Tag Archives: management

Are Parents The Ultimate Managers?

29 Jan

I had an interesting conversation last night with my sister-in-law, Amberly (check her out at AmberlyAndRyan.blogspot.com).  We had just enjoyed a delicious meal and I was watching her clean up (remember – I’m lazy :)) and we started talking about motherhood.  Don’t worry, I’m not planning on popping out a little Rubin anytime soon, but talking about the prospect of motherhood is a topic that comes up on a pretty regular basis when we’re hanging out.

Mom Shaking FingerIt was during this conversation that I made a random comment that got me thinking.  A parent is the ultimate manager.  Think about it – as a parent, your ultimate job is to help set your child up for success.  Good managers in business do the same thing.  Now I know that a parent is much more important than a business manager, but I think the goals and skills of good parents and good managers are strikingly similar.  To prove my point, here are 5 reasons why parents are the ultimate managers:

1. They Know How to Motivate

Good managers know how to motivate their staff to get the best performance out of them.  They use a variety of tactics to help motivate their staff, including financial incentives, verbal encouragement, contests and even prizes from time to time.
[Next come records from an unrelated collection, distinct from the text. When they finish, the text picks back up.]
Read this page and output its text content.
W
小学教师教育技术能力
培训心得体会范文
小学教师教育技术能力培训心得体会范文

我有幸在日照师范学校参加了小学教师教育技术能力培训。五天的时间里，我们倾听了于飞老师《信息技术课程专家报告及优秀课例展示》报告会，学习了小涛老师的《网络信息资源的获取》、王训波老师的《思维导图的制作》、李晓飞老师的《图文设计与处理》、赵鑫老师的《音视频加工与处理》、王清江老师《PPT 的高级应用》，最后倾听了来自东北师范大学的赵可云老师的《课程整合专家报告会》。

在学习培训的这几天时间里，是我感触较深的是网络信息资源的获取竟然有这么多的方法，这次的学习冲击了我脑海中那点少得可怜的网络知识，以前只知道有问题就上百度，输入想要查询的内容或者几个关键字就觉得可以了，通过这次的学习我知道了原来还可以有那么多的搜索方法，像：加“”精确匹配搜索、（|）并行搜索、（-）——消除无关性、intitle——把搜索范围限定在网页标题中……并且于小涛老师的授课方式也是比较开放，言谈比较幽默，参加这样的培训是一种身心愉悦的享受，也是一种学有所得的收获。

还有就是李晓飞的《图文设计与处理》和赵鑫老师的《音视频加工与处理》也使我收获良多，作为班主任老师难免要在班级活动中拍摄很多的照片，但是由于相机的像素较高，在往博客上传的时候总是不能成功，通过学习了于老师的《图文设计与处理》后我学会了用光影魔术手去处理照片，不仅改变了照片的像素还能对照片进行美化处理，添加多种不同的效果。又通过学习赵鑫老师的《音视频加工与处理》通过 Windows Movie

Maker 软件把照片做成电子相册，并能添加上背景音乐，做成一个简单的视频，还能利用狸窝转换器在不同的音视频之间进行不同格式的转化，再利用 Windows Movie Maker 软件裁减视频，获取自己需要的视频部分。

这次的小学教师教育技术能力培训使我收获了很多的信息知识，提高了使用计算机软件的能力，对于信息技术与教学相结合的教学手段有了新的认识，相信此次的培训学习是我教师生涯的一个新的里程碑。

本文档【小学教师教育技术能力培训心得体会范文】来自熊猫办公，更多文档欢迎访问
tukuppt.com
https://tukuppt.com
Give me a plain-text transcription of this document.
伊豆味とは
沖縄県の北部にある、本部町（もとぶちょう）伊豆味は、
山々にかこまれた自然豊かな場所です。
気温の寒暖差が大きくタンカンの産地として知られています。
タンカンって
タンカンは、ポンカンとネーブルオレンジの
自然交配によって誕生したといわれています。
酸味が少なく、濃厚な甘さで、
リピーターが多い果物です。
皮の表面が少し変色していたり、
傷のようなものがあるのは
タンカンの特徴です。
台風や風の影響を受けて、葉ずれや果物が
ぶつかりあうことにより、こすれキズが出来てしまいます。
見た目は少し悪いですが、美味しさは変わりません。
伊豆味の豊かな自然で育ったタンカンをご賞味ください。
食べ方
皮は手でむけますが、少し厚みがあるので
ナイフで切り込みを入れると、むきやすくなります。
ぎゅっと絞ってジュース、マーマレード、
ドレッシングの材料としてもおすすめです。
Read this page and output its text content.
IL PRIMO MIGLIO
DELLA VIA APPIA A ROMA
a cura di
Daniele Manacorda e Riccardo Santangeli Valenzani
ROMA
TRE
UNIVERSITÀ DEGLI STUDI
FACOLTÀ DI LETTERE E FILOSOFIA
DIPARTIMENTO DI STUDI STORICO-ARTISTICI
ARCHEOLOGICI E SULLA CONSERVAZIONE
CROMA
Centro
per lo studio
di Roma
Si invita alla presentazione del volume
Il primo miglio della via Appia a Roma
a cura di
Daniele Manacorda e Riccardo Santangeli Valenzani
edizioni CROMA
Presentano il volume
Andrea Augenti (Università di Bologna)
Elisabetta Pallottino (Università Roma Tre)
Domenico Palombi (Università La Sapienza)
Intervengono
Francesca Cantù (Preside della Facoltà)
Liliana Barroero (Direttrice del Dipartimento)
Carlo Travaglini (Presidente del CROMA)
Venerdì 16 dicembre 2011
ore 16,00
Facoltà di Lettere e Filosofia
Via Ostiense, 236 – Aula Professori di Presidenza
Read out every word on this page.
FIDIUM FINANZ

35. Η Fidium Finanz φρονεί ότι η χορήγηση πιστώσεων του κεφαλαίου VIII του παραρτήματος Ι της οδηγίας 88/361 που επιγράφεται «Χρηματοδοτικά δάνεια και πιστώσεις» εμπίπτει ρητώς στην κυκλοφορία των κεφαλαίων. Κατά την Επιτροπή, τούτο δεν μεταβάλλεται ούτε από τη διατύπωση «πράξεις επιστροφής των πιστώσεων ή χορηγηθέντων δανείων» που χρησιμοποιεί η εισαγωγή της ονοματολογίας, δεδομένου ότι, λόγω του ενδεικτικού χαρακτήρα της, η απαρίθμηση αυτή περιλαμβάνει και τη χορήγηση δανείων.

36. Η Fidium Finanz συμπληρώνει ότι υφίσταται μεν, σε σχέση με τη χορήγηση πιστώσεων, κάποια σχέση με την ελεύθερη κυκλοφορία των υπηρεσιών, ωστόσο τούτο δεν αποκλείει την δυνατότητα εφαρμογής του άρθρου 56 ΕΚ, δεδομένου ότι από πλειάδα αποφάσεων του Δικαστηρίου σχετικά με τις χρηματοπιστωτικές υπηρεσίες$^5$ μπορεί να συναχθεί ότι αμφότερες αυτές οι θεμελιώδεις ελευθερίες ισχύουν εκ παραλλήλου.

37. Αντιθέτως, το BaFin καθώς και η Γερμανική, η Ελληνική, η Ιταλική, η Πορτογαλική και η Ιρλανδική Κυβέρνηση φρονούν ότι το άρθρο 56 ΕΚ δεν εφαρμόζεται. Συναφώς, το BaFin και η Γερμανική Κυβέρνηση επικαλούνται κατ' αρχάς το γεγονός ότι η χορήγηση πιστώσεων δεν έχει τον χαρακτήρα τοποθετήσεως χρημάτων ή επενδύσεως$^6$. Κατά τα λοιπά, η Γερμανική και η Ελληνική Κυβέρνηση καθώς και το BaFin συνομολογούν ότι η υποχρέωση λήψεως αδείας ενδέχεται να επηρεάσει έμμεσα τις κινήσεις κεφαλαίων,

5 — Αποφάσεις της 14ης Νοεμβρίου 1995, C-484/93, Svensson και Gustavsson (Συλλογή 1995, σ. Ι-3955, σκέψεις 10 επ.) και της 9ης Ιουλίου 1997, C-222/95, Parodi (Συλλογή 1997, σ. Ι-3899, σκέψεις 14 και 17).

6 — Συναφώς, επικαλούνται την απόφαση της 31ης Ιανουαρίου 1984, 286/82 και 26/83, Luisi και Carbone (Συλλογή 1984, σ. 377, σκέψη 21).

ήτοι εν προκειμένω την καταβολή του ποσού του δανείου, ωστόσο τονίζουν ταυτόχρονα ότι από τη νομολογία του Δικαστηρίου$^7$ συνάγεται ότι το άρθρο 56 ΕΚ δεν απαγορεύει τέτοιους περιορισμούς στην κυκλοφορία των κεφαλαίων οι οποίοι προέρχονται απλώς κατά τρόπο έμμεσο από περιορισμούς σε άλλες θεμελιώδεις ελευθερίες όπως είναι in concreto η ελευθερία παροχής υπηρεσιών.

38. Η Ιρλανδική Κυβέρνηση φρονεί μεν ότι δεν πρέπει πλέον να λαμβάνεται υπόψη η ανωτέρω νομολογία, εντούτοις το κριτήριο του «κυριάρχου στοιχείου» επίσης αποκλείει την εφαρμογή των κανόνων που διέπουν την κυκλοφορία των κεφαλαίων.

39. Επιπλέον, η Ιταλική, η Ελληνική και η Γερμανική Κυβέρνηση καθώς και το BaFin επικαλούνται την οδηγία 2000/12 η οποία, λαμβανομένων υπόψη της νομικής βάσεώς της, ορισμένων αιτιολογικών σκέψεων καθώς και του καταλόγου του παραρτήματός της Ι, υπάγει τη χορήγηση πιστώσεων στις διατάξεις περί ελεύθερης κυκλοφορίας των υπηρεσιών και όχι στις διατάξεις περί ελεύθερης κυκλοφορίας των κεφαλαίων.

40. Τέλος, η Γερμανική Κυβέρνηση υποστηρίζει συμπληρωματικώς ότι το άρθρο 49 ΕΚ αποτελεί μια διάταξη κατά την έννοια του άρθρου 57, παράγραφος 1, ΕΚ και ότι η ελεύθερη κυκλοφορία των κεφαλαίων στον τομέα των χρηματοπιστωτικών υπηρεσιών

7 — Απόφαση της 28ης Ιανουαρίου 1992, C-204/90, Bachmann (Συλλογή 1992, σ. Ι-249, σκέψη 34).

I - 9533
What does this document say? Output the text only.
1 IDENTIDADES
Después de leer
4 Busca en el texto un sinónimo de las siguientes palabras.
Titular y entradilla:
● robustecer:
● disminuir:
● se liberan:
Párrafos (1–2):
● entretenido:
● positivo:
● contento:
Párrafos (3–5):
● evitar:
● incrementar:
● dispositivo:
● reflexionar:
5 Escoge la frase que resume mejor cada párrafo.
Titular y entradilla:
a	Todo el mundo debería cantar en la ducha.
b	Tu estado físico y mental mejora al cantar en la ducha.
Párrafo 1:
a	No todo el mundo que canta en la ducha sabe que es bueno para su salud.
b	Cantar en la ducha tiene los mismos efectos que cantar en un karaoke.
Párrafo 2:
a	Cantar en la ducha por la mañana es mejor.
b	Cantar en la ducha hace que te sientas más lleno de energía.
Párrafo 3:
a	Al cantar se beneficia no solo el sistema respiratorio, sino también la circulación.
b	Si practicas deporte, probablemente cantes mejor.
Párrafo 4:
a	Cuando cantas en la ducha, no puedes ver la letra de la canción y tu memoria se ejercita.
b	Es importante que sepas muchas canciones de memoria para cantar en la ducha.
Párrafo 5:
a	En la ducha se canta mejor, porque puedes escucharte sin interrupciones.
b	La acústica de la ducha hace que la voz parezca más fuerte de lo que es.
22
Good parents use many of the same tactics to motivate their children.  A $5 allowance is given to a child who makes his bed and walks the dog every week.  A mother praises her little girl for practicing the piano.  A father challenges his children to a contest of how quickly they can tidy their toys and a good report card might be rewarded with a trip to Chuck E. Cheese.  The tactics to motivate a staff in the workplace and to motivate a child are the exact same.  The incentives are different, but the tactics are the same.

2. They Know When to Delegate

In business, as in life, there are too many daily tasks for one person to take care of.  Those who try to handle everything on their own in either business or life are doomed to failure.  That’s why good managers and good parents know how to delegate.  They retain control of the big decisions, but they teach and instruct others how to take care of the smaller, every day tasks.

A manager might give the responsibility of pulling daily reports to one of his or her employees.  A mother might turn over the task of feeding a pet to her 7 year old.  In each situation, the child or employee learns something new and the parent or manager lessens the burdens on their plate.

3. They Let People Make Mistakes

An essential part of growth comes from making mistakes and learning from them.  Good managers and good parents both give people the space to make those mistakes so that they can learn on their own.  In business, great success rarely comes by following the norm.  Big successes come when individuals take risks, try new things and push the boundaries.  Good managers cultivate an environment where employees feel safe to take those risks and find those successes.  Mistakes will inevitably be made along the way, but instead of penalizing an employee for a mistake, good managers find a way to help the employee learn from it and move forward.

Good parents do the same thing.  A mother cannot live life for her daughter and a father cannot live it for a son.  Good parents give their children enough freedom to try new things and make decisions for themselves.  All children will make mistakes, but good parents, like good managers, use those mistakes as teaching moments.

4. They Set Boundaries

Even though mistakes are to be expected in business and in life, many mistakes can be avoided if the right boundaries are in place.  The right boundaries leave enough room for growth and learning, but they help minimize the cost if and when a mistake is made.  An example of this in business would be a manager telling an employee to develop an advertising plan.  The manager is hoping that the employee will come up with something creative and unique that will get people excited about their company’s brand.  To minimize the risk, the manager sets a budget of $10,o00.  That budget is the boundary.  The employee has the freedom to test things out and to learn new things, but if things don’t go according to plan, the cost is minimized.

A parent does the same thing.  A father may let his 14 year old girl go to a movie with friends, but before she leaves, he’ll say, “No rated R movies, no drinking, no smoking, no riding in cars with boys and be home by 10 p.m.”  This gives the daughter the freedom to make friends and improve her social skills, but sets some firm boundaries as well.  The daughter may not always stick within the boundaries, but if they are there, she’ll be much less likely to make those big mistakes.

5. They Set People Up For Success

For a manager, when their employees look good, the manager looks good.  People assume that if an employee makes a big sale or brings on a new client, that the manager also had a hand in the success.  Even if the manager did not directly contribute to the win, they gave their employee enough freedom to go out there and make it happen.  Good managers want their employees to succeed both for their own benefit and hopefully for the benefit of the employee as well.

While I am not a parent, I have been told that a child’s success is one of the greatest sources of pride for a parent.  Good grades, a solid career, a happy marriage – those are all things that bring happiness and pride to a parent.  When a child succeeds, a parent gets to share in that success because out of all the people in the world, a parent is the person who helps shape that child the most.  A parent is the person who influences, guides, teaches and challenges their child.

So in that respect, parenting is like management amplified, which absolutely makes a parent the ultimate manager.  What do you think – did I hit the nail on the head or am I way off base?